Saturday, August 13, 2011

Pictures of Avery

Daughter MJ holding Avery.



Avery is learning to crawl.


CB and I are taking care of Avery for the first four days of her parents' vacation; her other grandparents will be here on Wednesday for the next four days.

Friday, August 12, 2011

Back in Texas!

Yesterday MJ and I flew from Seattle to Austin via Alaska Airlines, which was a good, direct flight. When son DC and granddaughter Avery picked us up at the Austin airport, husband CB arrived at their home--he had spent the previous four days driving from Seattle to Austin. It is nice for all of us to be together, though tomorrow morning we grandparents will be left alone with Avery while her parents go on vacation to the Dominican Republic with friends.

Avery is an animated and pretty 8-month-old. We are lucky enough to end our vacation with babysitting our only grandchild for the next four days.Then the other grandparents will arrive to take care of her, and we will finally return to our three dogs and one cat in Corpus Christi.

Seattle now seems like a dream--it is 63 degrees F. there while it is (only) 97 degrees F. in Austin. (It is forecast to reach 102 though--to keep the run of +100 degrees going.)

Tuesday, August 2, 2011

Back in Bellingham



















We spent four days in Seattle, visiting our daughters AE and KA and friends Terry and Dennis.

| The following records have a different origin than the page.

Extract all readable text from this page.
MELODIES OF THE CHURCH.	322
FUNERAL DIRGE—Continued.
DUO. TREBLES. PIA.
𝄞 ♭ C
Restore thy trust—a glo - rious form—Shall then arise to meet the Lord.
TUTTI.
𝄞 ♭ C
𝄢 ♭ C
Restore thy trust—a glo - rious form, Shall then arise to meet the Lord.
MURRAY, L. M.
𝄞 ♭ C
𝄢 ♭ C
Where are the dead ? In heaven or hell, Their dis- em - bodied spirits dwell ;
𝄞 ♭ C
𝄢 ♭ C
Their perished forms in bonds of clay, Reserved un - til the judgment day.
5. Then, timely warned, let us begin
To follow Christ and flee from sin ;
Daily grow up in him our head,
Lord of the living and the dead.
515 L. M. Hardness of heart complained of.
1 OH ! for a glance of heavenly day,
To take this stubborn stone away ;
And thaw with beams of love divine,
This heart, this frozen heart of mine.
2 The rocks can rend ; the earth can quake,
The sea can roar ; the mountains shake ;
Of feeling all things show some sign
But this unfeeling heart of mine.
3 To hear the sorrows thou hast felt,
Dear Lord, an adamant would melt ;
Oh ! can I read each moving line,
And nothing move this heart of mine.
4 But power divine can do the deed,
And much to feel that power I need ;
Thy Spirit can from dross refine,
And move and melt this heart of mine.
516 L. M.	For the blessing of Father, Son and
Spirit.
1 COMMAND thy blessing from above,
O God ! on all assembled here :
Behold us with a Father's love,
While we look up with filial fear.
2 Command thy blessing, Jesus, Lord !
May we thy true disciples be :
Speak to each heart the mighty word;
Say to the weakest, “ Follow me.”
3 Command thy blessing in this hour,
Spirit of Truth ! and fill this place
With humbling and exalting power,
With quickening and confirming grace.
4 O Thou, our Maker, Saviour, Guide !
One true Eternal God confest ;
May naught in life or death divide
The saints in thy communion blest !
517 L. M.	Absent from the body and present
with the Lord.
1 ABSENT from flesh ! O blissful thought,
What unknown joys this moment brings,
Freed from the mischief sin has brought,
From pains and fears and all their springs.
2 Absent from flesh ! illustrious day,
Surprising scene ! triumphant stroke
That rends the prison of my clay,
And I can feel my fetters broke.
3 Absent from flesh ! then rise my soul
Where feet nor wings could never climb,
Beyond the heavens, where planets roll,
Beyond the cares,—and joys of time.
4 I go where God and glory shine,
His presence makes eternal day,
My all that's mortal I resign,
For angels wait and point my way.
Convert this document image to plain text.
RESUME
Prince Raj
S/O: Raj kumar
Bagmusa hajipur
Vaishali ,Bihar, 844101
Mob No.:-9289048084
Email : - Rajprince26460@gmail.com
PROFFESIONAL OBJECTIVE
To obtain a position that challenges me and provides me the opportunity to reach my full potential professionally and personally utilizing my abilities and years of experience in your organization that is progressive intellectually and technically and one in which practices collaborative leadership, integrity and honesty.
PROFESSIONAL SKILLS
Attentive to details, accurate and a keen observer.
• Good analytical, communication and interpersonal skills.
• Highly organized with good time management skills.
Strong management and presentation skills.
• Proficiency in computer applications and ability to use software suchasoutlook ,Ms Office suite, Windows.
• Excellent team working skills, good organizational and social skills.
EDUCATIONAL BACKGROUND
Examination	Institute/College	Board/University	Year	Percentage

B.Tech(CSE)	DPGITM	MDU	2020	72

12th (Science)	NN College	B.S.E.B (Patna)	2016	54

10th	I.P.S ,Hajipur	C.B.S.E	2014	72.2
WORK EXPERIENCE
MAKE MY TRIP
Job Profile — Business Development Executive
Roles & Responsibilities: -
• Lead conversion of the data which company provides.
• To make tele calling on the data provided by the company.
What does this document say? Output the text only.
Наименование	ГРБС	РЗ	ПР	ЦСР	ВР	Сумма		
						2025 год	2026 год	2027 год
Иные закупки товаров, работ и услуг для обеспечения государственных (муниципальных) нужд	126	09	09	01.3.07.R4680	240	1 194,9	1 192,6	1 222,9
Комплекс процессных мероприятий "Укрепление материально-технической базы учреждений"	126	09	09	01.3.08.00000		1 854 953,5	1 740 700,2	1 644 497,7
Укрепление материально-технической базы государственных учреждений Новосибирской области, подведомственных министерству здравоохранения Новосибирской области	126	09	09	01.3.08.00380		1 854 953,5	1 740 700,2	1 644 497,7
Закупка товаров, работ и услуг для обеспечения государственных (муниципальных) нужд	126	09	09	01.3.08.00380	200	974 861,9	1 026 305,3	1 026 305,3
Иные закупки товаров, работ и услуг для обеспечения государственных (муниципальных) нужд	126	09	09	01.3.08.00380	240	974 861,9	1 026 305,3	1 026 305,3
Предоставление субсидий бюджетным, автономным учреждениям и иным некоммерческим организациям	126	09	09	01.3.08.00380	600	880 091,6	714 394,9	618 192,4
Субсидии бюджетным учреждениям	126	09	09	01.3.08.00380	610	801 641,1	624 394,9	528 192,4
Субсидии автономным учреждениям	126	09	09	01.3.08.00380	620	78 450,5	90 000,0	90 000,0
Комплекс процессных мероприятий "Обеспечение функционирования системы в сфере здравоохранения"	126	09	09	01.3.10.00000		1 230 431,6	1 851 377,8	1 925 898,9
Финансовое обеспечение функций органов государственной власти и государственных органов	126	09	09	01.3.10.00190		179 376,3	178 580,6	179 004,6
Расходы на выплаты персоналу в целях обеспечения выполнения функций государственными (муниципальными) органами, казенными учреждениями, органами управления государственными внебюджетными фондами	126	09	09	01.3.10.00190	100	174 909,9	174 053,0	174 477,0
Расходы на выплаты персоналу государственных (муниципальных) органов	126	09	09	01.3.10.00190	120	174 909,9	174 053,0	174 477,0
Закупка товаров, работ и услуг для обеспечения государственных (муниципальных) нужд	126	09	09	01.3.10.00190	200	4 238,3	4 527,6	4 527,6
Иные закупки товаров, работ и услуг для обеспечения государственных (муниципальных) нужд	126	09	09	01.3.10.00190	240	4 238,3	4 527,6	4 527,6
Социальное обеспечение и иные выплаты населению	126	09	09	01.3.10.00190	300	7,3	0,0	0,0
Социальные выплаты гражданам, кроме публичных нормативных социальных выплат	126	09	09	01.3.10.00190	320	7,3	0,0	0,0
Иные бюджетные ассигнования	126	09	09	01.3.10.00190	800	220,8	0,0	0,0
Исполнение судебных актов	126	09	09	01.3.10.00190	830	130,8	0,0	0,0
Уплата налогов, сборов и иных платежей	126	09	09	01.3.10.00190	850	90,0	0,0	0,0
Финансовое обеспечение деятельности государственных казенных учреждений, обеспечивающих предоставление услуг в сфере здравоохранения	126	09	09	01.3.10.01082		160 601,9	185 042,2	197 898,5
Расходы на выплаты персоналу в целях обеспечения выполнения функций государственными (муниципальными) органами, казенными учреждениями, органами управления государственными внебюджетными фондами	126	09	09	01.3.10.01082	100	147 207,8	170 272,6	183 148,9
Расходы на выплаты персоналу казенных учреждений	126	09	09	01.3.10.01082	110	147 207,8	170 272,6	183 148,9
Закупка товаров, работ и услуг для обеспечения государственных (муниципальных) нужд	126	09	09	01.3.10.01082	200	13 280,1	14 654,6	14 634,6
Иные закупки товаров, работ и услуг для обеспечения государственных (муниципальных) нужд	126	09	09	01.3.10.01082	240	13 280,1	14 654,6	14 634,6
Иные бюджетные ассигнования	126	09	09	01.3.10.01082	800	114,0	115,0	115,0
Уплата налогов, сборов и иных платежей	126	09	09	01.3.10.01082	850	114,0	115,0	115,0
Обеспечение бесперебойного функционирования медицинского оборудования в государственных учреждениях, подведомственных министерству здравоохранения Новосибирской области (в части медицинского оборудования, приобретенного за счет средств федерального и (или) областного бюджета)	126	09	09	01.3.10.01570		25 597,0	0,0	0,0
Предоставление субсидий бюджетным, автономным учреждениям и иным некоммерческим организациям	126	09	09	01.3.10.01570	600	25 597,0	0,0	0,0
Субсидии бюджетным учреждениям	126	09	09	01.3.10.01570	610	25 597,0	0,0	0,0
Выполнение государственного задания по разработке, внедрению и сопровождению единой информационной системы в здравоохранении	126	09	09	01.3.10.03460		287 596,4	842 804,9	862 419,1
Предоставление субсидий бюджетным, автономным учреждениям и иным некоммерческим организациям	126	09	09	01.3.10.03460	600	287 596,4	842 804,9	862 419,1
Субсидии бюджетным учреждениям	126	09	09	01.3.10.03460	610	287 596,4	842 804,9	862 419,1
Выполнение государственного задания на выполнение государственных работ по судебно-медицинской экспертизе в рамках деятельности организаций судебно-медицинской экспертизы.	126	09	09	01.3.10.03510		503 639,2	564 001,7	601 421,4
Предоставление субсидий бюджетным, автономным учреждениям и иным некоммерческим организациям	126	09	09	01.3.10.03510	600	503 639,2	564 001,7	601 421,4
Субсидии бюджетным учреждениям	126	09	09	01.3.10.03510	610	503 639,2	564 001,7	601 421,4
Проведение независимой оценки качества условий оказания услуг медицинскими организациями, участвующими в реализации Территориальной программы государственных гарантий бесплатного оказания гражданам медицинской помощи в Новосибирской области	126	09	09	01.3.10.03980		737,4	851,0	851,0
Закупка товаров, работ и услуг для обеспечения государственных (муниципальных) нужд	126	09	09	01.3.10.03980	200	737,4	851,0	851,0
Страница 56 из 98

AE took our picture this day when we ate lunch inside a greenhouse at Swanson's Nursery, near her home in Ballard.



Unfortunately, when we got to Seattle on Saturday, I thought I was having a huge allergy attack which ended up being a cold. (I was relieved that I wasn't allergic to Washington State, though having a cold to share was not that appealing.) So far both daughters AE and KA have caught this cold and possibly husband CB.


The weather is beautiful, with sunny days and high temperatures in the 70s F, both in Seattle and now back in Bellingham. Tonight we will walk around Boulevard Park, which was a traditional activity to do around sunset ever since the children were little and my mother was still with us.

As we drove to Seattle on Saturday, I heard the news that a dear friend, Susan Chaubal, died in her sleep. It was a great shock and is sad. I have many regrets, because I had not made time for her this past year, mostly because of my preoccupation with my health. Even so Susan encouraged me greatly to get a better diagnosis when it was not determined yet that I had RA.


Please pray for her husband Milind and daughter Anjulie.